How Does it Work?

Introduction

Our Koios platform relies on a powerful artificial intelligence (AI) model that has been honed and improved over the last two years. Relying on cutting-edge research into speech representation, speaker recognition, natural language processing, and, of course, psychology, we created the most powerful engine on the market to predict someone’s personality from their voice.

</aside>

As you surely know, our AI model leverages audio recordings to predict personality scores. While the underlying architecture is complex, it primarily works by extracting and processing two types of signals from the audio: linguistic and acoustic signals (see Figure 1 👇).

Figure 1 Magic 🔮 behind the Koios algorithm 🪄

Figure 1 Magic 🔮 behind the Koios algorithm 🪄

Decoding Linguistic Signals: What is Being Said?

The first step of our model's processing journey begins with linguistic signals. These are essentially the words and phrases used by the speaker in the audio recording. The process starts with a critical cleaning and preprocessing stage, where we eliminate any background noise, pauses, or irrelevant sounds. This way, we ensure the purity and accuracy of the data, making it free from distortions or errors that could impact the subsequent analysis.

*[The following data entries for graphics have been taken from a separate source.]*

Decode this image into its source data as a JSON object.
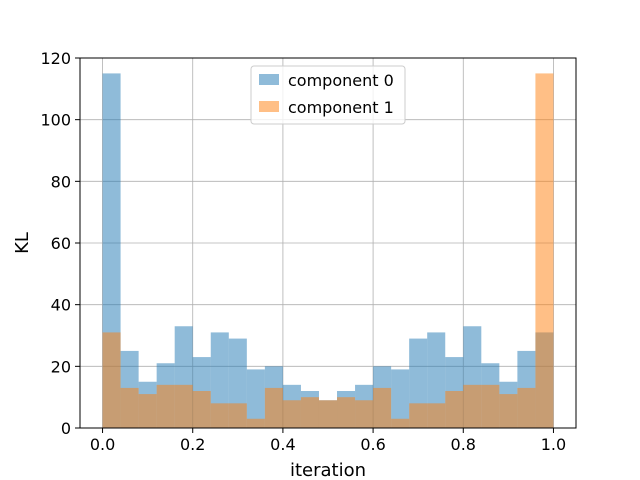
{
  "chart_data": {
    "type": "bar",
    "title": "",
    "xlabel": "iteration",
    "ylabel": "KL",
    "xlim": [
      -0.05,
      1.05
    ],
    "ylim": [
      0,
      120
    ],
    "xticks": [
      0.0,
      0.2,
      0.4,
      0.6,
      0.8,
      1.0
    ],
    "xtick_labels": [
      "0.0",
      "0.2",
      "0.4",
      "0.6",
      "0.8",
      "1.0"
    ],
    "yticks": [
      0,
      20,
      40,
      60,
      80,
      100,
      120
    ],
    "ytick_labels": [
      "0",
      "20",
      "40",
      "60",
      "80",
      "100",
      "120"
    ],
    "grid": true,
    "legend_position": "top-center",
    "bin_start": 0.0,
    "bin_width": 0.04,
    "series": [
      {
        "name": "component 0",
        "color": "#1f77b4",
        "values": [
          115,
          25,
          15,
          21,
          33,
          23,
          31,
          29,
          19,
          20,
          14,
          12,
          9,
          12,
          14,
          20,
          19,
          29,
          31,
          23,
          33,
          21,
          15,
          25,
          31
        ]
      },
      {
        "name": "component 1",
        "color": "#ff7f0e",
        "values": [
          31,
          13,
          11,
          14,
          14,
          12,
          8,
          8,
          3,
          13,
          9,
          10,
          9,
          10,
          9,
          13,
          3,
          8,
          8,
          12,
          14,
          14,
          11,
          13,
          115
        ]
      }
    ]
  }
}
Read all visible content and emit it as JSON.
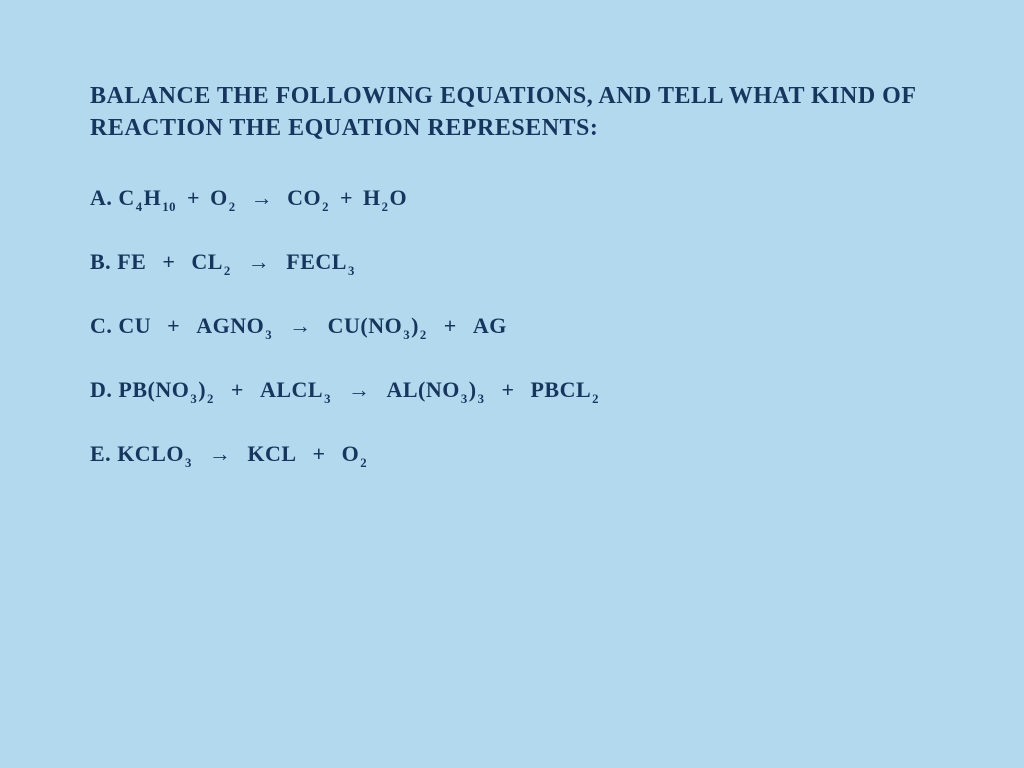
{
  "colors": {
    "background": "#b3d9ef",
    "text": "#17365d"
  },
  "typography": {
    "font_family": "Comic Sans MS",
    "heading_fontsize": 24,
    "body_fontsize": 22,
    "weight": "bold"
  },
  "heading": "Balance the following equations, and tell what kind of reaction the equation represents:",
  "equations": [
    {
      "label": "A.",
      "left": [
        {
          "base": "C",
          "sub": "4",
          "base2": "H",
          "sub2": "10"
        },
        {
          "base": "O",
          "sub": "2"
        }
      ],
      "arrow": "→",
      "right": [
        {
          "base": "CO",
          "sub": "2"
        },
        {
          "base": "H",
          "sub": "2",
          "base2": "O"
        }
      ],
      "spacing": "tight"
    },
    {
      "label": "B.",
      "left": [
        {
          "base": "Fe"
        },
        {
          "base": "Cl",
          "sub": "2"
        }
      ],
      "arrow": "→",
      "right": [
        {
          "base": "FeCl",
          "sub": "3"
        }
      ],
      "spacing": "wide"
    },
    {
      "label": "C.",
      "left": [
        {
          "base": "Cu"
        },
        {
          "base": "AgNO",
          "sub": "3"
        }
      ],
      "arrow": "→",
      "right": [
        {
          "base": "Cu(NO",
          "sub": "3",
          "base2": ")",
          "sub2": "2"
        },
        {
          "base": "Ag"
        }
      ],
      "spacing": "wide"
    },
    {
      "label": "D.",
      "left": [
        {
          "base": "Pb(NO",
          "sub": "3",
          "base2": ")",
          "sub2": "2"
        },
        {
          "base": "AlCl",
          "sub": "3"
        }
      ],
      "arrow": "→",
      "right": [
        {
          "base": "Al(NO",
          "sub": "3",
          "base2": ")",
          "sub2": "3"
        },
        {
          "base": "PbCl",
          "sub": "2"
        }
      ],
      "spacing": "wide"
    },
    {
      "label": "E.",
      "left": [
        {
          "base": "KClO",
          "sub": "3"
        }
      ],
      "arrow": "→",
      "right": [
        {
          "base": "KCl"
        },
        {
          "base": "O",
          "sub": "2"
        }
      ],
      "spacing": "wide"
    }
  ]
}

The cleaned linguistic signals are then fed into an automatic speech recognition (ASR) layer. ASR technology is designed to convert spoken language into written text. It's a crucial component of our system as it allows us to analyse the spoken words on a granular level, examining the language usage and context in detail.

Upon the successful transcription of the audio into text, the next stage involves the extraction of linguistic and contextual features. This includes a broad spectrum of attributes such as the choice of words, the complexity of sentences, the use of active or passive voice, the presence of specific terminologies or phrases, and even the context inferred from the speech.

These features help us understand the speaker's language patterns, their semantic preferences, and their contextual usage. By analysing these elements, we can draw correlations between linguistic patterns and specific personality traits.

The culmination of this process is the creation of a linguistic dataset. This dataset contains all the linguistic features extracted from the audio, serving as one of the key input sources for our final models that predict personality scores.

The Art of Listening: How is it Being Said?

While what is being said is important, how it's being said carries equal weight. The way people speak — their tone, pitch, volume, and speed — provides a wealth of information about their personalities. That's where our acoustic signal processing comes into play.

Firstly, we convert the raw audio recording into a unified format by normalising it. This normalisation process helps us maintain uniformity, ensuring that our analysis is not biased by varying sound quality or volume levels in different recordings.

Next, like linguistic signals, acoustic signals undergo thorough cleaning and preprocessing. Here we remove any unwanted sounds like background noise or distortions that might interfere with the extraction of our desired features. This step is crucial for maintaining the quality and accuracy of the signals that we will subsequently analyse.

Once cleaned, we then extract voice biomarkers from the audio. These biomarkers are characteristics of the speaker's voice that have been scientifically validated to associate with specific personality traits. For instance, the pace at which someone speaks, the range of their vocal pitch, their speech rhythm, and even their momentary pauses could reveal telling insights about their personality.

To extend our analysis beyond these biomarkers, we also feed the audio recording through a set of pre-trained audio models. These models are designed to extract a wide array of additional acoustical features, enriching our understanding of the speaker's vocal profile.

All of these elements collectively form an acoustic dataset, a treasure trove of voice-based insights that complement the linguistic dataset. Together, these datasets provide a comprehensive and nuanced understanding of the speaker, which feeds into our final models that predict personality scores.

The Symphony of Signals: Crafting Personality Scores

After the diligent processing and extraction of both linguistic and acoustic signals, the resultant datasets serve as the input to our final models. These models represent the culmination of our unique approach to personality prediction, weaving together the linguistic and acoustic threads into a comprehensive profile of the speaker's personality.